When the bushing insert 100 is assembled with the mating component 170, a cuff portion 180 overlaps the latch ring 160 and a portion of the collar 140, and an air cavity 190 is created between the mating component cuff 180 and the latch ring 160. A vacuum potentially could be created within the cavity 190 when the mating component 170 is removed from the bushing insert 100. However, the raised edges 162 provide a way to vent the cavity 190 and to break any adhesion between the bushing insert 100 and the overlapping cuff 180 of the mating component 170. This occurs because the raised edges 162 cause the overlapping cuff 180 to lift away from the bushing insert collar 140 so as to provide chamfered airways next to the edges 112 for atmospheric air flow to the cavity 190. As a result, any adhesion between the mating component 170 and the bushing insert collar 140 is broken and any vacuum in the cavity 190 is relieved to atmospheric pressure.
The raised edges 162 are evenly distributed about the circumference of the latch ring and each raised edge has the shape of a sharply angled ramp. In one implementation, there are four raised edges and each raised edge has dimensions of approximately 0.02 inches (height), 0.2 inches (width), and 0.5 inches (length).(see FIG. 7) Other implementations may have more (e.g., six) or fewer (e.g., two or one) raised edges, and may have edges with different dimensions.
Having a sharp edge on the raised edge provides an effective way of rapidly venting the connector assembly on disassembly to prevent flashover. Also, the cuff of the mating elbow is able to both overlap the bushing insert and form a good seal with the bushing insert over the at least one raised edge.
FIGS. 4A and 4B are enlarged views of the bushing insert 100, the collar 140, the latch ring 160 with at least one raised edge 162, the cuff 180 of the mating component 170, and the air cavity 190 created upon assembly of the bushing insert 100 and the mating component 170. As is seen, the raised edge protrudes beyond the outer diameter of the latch ring to extend the cuff 180 away from the collar 140.
FIG. 5 is an exemplary latch ring 160. FIG. 6 shows the latch ring of FIG. 5 with multiple raised edges. As is seen, the raised edges 162 are distributed along the outer circumference of the latch ring 160. FIG. 7 (not to scale) shows an implementation of a latch ring with multiple raised edges in use with a connector assembly.
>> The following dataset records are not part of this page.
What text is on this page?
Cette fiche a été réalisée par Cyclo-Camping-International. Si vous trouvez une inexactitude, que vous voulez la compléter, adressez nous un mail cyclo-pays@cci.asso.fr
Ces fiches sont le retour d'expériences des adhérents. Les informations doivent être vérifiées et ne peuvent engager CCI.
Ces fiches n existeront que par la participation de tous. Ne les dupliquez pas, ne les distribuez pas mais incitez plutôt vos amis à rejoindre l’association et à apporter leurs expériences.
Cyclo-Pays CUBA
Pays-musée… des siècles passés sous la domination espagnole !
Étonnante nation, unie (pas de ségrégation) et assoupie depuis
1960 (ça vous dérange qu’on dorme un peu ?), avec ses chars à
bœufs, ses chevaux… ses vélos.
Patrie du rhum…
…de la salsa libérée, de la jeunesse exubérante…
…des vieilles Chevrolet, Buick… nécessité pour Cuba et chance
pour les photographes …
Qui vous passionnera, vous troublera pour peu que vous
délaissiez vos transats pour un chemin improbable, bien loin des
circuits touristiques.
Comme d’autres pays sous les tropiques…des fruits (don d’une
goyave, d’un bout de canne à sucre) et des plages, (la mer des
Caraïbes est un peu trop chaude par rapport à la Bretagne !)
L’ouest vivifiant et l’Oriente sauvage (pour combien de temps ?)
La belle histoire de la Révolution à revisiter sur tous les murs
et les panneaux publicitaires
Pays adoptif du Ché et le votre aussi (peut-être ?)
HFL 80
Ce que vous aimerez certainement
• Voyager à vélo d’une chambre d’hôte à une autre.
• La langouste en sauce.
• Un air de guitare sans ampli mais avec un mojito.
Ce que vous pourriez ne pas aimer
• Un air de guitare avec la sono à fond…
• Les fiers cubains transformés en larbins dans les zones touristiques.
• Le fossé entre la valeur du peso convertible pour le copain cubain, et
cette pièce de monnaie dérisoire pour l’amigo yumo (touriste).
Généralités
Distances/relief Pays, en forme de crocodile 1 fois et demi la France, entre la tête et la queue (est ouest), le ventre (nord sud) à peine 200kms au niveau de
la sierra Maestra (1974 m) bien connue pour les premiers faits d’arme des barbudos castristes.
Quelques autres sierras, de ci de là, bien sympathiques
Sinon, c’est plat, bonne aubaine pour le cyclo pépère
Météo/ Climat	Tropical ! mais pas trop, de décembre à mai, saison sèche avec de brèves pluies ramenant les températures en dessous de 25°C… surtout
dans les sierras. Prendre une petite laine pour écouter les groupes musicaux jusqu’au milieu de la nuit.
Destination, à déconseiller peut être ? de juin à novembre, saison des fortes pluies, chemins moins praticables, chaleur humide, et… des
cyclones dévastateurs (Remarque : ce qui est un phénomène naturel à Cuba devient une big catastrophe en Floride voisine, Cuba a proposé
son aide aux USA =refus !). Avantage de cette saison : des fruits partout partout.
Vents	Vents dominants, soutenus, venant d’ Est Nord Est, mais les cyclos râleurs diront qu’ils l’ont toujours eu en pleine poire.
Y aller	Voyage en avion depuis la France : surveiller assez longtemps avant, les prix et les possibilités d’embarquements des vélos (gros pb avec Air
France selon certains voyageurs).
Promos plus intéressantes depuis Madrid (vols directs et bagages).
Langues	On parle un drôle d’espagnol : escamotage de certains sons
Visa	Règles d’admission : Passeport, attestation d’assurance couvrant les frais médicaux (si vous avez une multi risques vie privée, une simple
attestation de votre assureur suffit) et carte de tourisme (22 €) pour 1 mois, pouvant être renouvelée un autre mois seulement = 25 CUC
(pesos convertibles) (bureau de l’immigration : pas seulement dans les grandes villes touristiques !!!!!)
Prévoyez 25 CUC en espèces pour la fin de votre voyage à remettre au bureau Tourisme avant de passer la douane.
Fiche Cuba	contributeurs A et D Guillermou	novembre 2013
The approximate dimensions of the raised edges are indicated in the figure.
A number of implementations have been described. Nevertheless, it will be understood that various modifications may be made. For example, the orientation, shape and/or size of the raised edges could be varied as long as the raised edges provided the necessary venting. Accordingly, other implementations are within the scope of the following claims.